No nearer a conclusion than before? Check. No definitive statement of a position? Excellent. My work here is done.

 

Steampunk and representation revisited

One thought on “Steampunk and representation revisited

  1. Trimegistus says:

    Steampunk seems to be the flip side of what you describe about Red Dead Redemption: in the western computer game, everybody is dirty scum, Indians and Mexicans and Americans alike. In Steampunk, everyone is clever and dashing and technically-skilled, British and Sikhs and Africans alike. Steampunk is more obviously ahistorical, because while greedy amoral white Americans weren’t exactly uncommon then (or now), native African Babbage-computer engineers are vanishingly rare (then and now).

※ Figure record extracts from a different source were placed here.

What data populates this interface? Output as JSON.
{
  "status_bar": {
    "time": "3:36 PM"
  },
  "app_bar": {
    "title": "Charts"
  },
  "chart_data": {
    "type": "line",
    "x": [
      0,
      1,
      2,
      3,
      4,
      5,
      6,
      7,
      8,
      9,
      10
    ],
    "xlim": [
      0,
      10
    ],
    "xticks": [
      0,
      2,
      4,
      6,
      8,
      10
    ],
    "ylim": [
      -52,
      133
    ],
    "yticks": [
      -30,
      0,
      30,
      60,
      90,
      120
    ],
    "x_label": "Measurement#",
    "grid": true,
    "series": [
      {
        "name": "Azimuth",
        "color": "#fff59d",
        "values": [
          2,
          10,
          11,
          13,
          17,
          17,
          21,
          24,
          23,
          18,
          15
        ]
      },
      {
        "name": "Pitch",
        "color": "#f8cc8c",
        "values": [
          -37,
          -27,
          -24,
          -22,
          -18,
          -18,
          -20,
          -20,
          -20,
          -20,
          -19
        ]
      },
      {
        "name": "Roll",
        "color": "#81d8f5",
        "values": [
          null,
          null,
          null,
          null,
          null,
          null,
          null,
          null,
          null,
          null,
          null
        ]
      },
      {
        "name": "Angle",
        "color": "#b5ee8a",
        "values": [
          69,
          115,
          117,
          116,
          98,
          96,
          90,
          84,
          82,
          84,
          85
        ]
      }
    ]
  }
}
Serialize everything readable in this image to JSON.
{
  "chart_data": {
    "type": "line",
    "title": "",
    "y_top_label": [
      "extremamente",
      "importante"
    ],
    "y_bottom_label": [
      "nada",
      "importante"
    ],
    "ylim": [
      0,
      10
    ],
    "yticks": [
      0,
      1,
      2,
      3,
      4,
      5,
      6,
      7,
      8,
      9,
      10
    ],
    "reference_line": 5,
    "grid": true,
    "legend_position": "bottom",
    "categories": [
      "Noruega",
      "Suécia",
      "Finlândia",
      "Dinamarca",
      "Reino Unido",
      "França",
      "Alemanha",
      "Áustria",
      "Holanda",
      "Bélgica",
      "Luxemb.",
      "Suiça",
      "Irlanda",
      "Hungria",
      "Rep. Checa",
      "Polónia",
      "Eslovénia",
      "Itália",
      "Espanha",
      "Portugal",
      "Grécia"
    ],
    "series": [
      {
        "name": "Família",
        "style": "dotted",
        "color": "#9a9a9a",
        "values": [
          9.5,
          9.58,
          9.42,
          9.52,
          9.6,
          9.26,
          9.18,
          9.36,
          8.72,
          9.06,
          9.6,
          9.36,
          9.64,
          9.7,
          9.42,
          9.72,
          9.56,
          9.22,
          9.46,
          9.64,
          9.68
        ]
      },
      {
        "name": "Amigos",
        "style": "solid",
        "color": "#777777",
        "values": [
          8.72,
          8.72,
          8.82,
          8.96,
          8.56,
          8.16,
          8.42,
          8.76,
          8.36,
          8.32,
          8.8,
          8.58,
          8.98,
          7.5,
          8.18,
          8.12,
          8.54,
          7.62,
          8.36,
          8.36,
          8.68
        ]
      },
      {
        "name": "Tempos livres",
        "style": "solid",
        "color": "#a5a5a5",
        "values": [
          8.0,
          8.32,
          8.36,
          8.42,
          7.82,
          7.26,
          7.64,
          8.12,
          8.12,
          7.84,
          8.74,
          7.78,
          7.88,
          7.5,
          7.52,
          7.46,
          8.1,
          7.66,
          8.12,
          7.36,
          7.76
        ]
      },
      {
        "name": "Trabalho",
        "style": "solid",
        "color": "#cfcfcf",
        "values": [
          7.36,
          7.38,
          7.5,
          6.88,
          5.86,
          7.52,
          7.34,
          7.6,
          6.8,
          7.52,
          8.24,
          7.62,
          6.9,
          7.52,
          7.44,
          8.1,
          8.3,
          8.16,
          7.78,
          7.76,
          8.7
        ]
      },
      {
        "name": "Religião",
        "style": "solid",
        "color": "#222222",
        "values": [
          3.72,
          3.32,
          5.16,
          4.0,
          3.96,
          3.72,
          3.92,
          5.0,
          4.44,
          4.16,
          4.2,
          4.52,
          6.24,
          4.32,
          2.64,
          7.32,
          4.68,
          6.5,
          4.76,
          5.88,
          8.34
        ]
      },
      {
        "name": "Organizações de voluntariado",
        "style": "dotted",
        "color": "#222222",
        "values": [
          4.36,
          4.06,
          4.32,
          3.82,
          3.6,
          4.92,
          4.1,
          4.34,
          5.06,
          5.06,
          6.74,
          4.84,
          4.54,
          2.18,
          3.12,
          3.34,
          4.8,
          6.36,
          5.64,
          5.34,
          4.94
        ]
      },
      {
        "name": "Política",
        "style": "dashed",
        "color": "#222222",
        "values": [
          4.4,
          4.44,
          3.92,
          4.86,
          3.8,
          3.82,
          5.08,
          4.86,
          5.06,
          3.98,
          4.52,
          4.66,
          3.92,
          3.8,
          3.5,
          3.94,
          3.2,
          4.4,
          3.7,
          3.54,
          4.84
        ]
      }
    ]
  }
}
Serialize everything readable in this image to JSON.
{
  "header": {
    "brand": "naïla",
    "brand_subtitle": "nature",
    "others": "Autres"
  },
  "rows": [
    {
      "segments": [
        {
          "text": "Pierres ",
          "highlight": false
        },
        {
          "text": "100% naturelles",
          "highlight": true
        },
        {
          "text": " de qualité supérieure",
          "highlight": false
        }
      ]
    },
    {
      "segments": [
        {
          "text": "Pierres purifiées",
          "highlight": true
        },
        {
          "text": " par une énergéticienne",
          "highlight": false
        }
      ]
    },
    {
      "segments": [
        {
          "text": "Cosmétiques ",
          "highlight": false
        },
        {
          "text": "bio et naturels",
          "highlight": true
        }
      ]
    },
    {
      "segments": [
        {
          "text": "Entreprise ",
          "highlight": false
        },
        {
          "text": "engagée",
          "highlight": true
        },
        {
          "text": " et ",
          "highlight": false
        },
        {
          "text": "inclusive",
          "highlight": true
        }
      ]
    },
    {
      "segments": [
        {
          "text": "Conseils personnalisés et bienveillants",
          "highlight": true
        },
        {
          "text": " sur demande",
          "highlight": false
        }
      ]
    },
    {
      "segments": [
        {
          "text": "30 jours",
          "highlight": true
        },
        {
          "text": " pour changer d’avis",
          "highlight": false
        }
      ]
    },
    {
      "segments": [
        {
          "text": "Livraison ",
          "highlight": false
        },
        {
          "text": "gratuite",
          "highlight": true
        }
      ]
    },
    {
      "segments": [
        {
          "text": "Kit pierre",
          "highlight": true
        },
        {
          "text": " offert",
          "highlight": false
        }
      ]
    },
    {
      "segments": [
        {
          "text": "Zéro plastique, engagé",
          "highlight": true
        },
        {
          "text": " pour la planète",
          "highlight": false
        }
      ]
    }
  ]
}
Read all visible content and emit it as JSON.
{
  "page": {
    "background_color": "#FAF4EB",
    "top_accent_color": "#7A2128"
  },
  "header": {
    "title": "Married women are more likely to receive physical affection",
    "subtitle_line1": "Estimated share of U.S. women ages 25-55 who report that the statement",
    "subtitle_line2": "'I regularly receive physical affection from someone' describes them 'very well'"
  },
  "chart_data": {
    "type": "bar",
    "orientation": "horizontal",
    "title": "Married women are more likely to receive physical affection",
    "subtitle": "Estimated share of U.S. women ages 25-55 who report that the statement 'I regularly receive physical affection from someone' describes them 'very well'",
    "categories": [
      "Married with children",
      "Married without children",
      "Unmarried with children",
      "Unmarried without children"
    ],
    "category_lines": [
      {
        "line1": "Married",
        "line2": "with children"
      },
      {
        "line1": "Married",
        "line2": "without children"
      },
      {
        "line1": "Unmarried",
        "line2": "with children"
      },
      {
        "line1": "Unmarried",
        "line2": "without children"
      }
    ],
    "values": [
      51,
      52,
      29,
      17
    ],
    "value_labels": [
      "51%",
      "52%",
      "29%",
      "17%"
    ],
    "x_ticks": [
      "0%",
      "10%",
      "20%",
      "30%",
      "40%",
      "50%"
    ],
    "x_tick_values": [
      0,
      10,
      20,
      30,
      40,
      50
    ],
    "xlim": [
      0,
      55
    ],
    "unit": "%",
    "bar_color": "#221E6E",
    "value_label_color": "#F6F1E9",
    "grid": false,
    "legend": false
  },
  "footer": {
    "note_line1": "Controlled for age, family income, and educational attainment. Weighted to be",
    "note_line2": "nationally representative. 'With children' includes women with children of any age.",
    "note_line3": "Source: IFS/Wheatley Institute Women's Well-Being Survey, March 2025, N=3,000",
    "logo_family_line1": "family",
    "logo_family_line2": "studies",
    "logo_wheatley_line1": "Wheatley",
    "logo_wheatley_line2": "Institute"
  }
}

    If you do a semi-realistic Steampunk setting, with technically-advanced Englishmen interacting with (essentially) pre-technological Africans, people will yell “Racist!” at you, so writers go with the fantasy. When they’re really scared of being called racist, they make the technically advanced Englishmen greedy and amoral, and make the pre-technological Africans noble and wise, which of course is just as racist, but people who complain about racism don’t complain about that kind of racism, so it’s okay.